Гурский поехал домой, пообещав к семи утра вернуться, чтобы ехать на пустырь и пройти по следам в бурьяне.
Было уже без четверти пять, и Влад решил тоже съездить домой. Предупредил дежурного по управлению и поехал.
Дома Влад сделал зарядку, не пропустив ни одного упражнения. Потом поплескался под холодным душем в свое удовольствие, благо квартира еще спала, позавтракал, разогрев банку болгарских бобов и добавив к ним огурец и пару помидоров.
По еще прохладному утреннему городу вернулся в управление.
Уже свернул было к Майиному магазину, но вспомнил, что он еще закрыт.
До семи оставалось минут десять, и Влад решил в помещение не идти, а подождать Орлова и Гурского на улице, в холодке. Они подошли ровно к семи, с двух разных сторон. Вид у обоих был несколько помятый. Даже Гурский выглядел сегодня не таким свеженьким, как обычно: сказалась бессонная ночь.
Дежурный «жигуленок» резво мчал их по утреннему, еще тихому, не переполненному машинами и пешеходами городу, еще не накаленному жарким августовским солнцем. Все четыре стекла были опущены, и теплый упругий ветерок беспрепятственно бегал по салону, растрепывал волосы, щекотал под рубашками, холодил лица, разгоняя сон.
– А обратили внимание, – говорил Гурский, – как тщательно старались они следов не оставлять? Перчатки, тряпочки на подоконнике. Даже окурки все с собой забрали. Но все-таки следов до черта оставили!.. А что – Булат окончательно отпадает?
– По-моему, да, – обернулся к нему Влад, сидящий рядом с водителем. – Во всяком случае, как исполнитель… Прочтем сегодня его показания, тогда можно будет точнее говорить.
– Чабаненко?
– У Миши железное алиби, – сказал Орлов. – Две буфетчицы и два буфетчика, у которых он водкой и пивом накачивался, одинаково подтверждают, что во время ограбления он их посещал…

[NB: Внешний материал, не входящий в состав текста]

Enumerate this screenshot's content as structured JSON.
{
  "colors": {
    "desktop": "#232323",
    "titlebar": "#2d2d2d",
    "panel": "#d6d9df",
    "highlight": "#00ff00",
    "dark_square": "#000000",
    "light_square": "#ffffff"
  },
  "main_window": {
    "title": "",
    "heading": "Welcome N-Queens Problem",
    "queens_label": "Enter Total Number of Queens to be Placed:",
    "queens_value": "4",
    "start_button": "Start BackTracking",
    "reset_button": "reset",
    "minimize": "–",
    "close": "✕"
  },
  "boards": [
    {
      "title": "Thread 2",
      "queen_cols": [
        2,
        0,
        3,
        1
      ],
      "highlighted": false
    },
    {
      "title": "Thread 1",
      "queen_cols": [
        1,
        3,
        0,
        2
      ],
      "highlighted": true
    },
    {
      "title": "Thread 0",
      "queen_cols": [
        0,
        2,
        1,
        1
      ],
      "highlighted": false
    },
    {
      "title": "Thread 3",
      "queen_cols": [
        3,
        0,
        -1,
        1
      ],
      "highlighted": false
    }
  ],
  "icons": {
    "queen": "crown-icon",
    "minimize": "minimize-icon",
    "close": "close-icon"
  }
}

– И аппарат не тот! – в голосе Гурского сквозило разочарование, – придется все с нуля начинать!..
– Ну что ты, Виктор Федорович! Какой же нуль? Мы теперь знаем, во что они были обуты, какого они роста, знаем, как выглядит один из них, что они курят… А может, и в бурьяне что-нибудь найдем!..
Голос Влада звучал оптимистически, хотя особого оптимизма он не испытывал.
– Приехали! – Орлов первым выскочил из машины.
Следом вылез Гурский. Влад задержался, давая распоряжения водителю:
– Поедете к переезду. Не доезжая метров ста – ждите нас. А то машина милицейская – нечего внимание привлекать!
Попросив товарищей подождать, Влад отправился в мастерскую, сказал дежурившим там милиционерам, что их скоро сменят, поинтересовался, не было ли ночью гостей. Гостей не было.
Перед тем, как ступить на тропинку следов, Гурский сказал:
– Я пройду первым. Буду вперед смотреть. Ты, Мирон, осматривай правую сторону тропинки, а Саша – левую.
– А может, мы с Мироном пойдем по обе стороны? – предложил Орлов, – больше шансов что-нибудь обнаружить…
– Нет, Саша, нельзя. Тогда будет три линии следов. Их издали видно. А нам тоже нет резона следы оставлять!
– Верно! – согласился Саша.
Уже через пяток шагов Гурский остановил группу:
– Смотрите-ка! Здесь они ноги вытирали в бурьяне!..
Он достал из чемоданчика свои мешочки, положил в них комки земли и маленькие шарики репейника, счищенные, очевидно, с брюк. Потом пошел дальше. Мирон и Саша двинулись за ним.
Больше ничего интересного они не увидели, пока не подошли к ручью. Здесь на тропинке Гурский увидел перед собой два следа рубчатых подошв, глубоко вдавившихся во влажную землю.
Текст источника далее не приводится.